Auto-Retrato

 

Venho de Pernambuco. Do Recife dos carnavais de rua, meninos batendo nas latas a pedir dinheiro para a lauça. Eles cantavam uma música muito interessante. A lauça quer dinheiro, quem não dê é pirangueiro. Mascarados premiando-nos com a alegria.

Venho do pátio de São Pedro das ruela coloridas, festivas, do maracatu-nação, blocos de rua, carros alegóricos, do corso que cruzava a cidade com os carrros abertos.

O que fazia o corso ser mais contagiante era todos os carros se uniam numa batalha de confetes e serpetinas.

Venho dos sobrados iluminados pelos lampiões de gás.

As donzelas nas janelas jogavam nos pierrôs e colombinas, ovos, balde de água, água em seringas de brinquedos.

Meu pai era batuqueiro do Saberé do pátio do terço, e eu frevava uma parte do ano nos becos do pátio, ele levava-me todas as vezes que ia ensaiar.

Venho da cidade do caldo de cana, do milho cozido, das canjicas e pomonhas, das festas de roda, das festas juninas, das quadrilhas; de São Jõao, São Pedro  e Santo Antônio casamenteiro.

Criei-me no Pina, na Brasília teimosa, abraçada aos pescadores próximo ao Cassino Americano.

Quando o dia amanhecia via o quebramar e o resto eu esquecia, lá muitas vezes mergulhava entre espumas e arrecifes.

Na rua das casas de madeira, de cimento, na rua larga e comprida eu via de longe, bem longe o quebramar dando seu espetáculo, a espuma subia mais de metro, era uma grande espetáculo. 

Criei-me com os pés no chão, na brasa quente das horas. Bicho de pé, frieira ou mordida de saúva era comum.

Aves, pessoas, árvores, modas, ídolos tudo.

Eu dividia-me entre a bossa nova e Roberto Carlos, era a época da jovem guarda, mas estava nascendo Elua Regina. 

Lembro-me tambem da mini-saia, das saias balão. Não tive tempo de me procurar, então fui salva pelo mundo, no outro me fiz achar.

Aos 13 anos montei uma escola para ensinar as crianças da rua. Escola Nossa Senhora do Carmo, tive 45 alunos, a mais velha tinha a minha idade, lembro-me que seu nome era Mirtes.

A tarde estudava no antigo e grandioso Colégio Estadual de Pernambuco, essa época quem nos ensinava eram os escritores, autores dos próprios livros. Quanto a noite eu ensinava a adultos do Mobral. No Colégio Estadual de Pernambuco tinha estudo de música, francês, inglês e filosofia; além das demais. 

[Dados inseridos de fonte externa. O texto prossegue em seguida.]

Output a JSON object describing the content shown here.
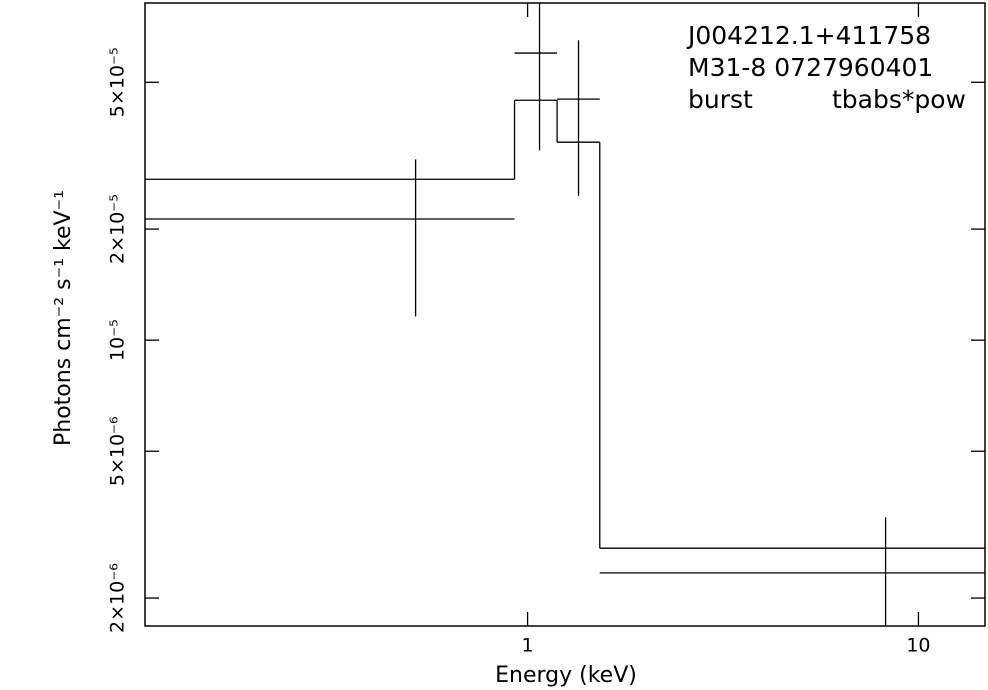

O professor de francês com os seus olhos azuis me enlouquecia.

Voltando a falar da noite, eu ensinava aos adultos pela Cruzada ABC, e aos sábados distribuía trigo, óleo, para os pobres da Brasília Teimosa.

Morei numa rua chamada Napoleão Laureano

E um fato precisa ser lembrado, a de um homem muito interessante, um homem chamado bigode.

Era um homem de estatura mediana, obeso, feições de índio que tinha como hobby colocar a vitrola na cabeça e sair passeando com ela pela rua, parando de casa em casa para fazer festa no seu fim de semana.

Já escrevi um livro de poesia:sinto-me poeta de semente boa só não editei ainda. 

Descrevo o mundo das coisas que me soltam.

Sou abençoada pelas palavras que invadem o papel e corre as estradas do pensamento do outro. A poesia me refaz, agora eu sou muitos. 

Comprei um apartamento popular em um condomínioo fechado, é o maior da América Latina.

Estou dentro de um labirinto social apático, moro na dor, na dor do mundo que retrato com poemas ousados, a dor do mangue, a dor das árvores, a minha própria dor, de criança que atropelou o mundo.

Moro na alegria do mundo, na revoada dos pássaros, no olhar da águia, na rosa que abre, na metamorfose da lagarta,; moro na alegria da música, do filho que germina no útero.

Hoje abri o jornal e vi que um menino de rua  que passou no concurso público do Banco do Brasil.

Então, penso na beleza das mãos que se movem em direção ao sul do azul rasgando o cético para o norte do céu da boca dos parasitas.

Aí eu digo: Alice mostra a tua raça.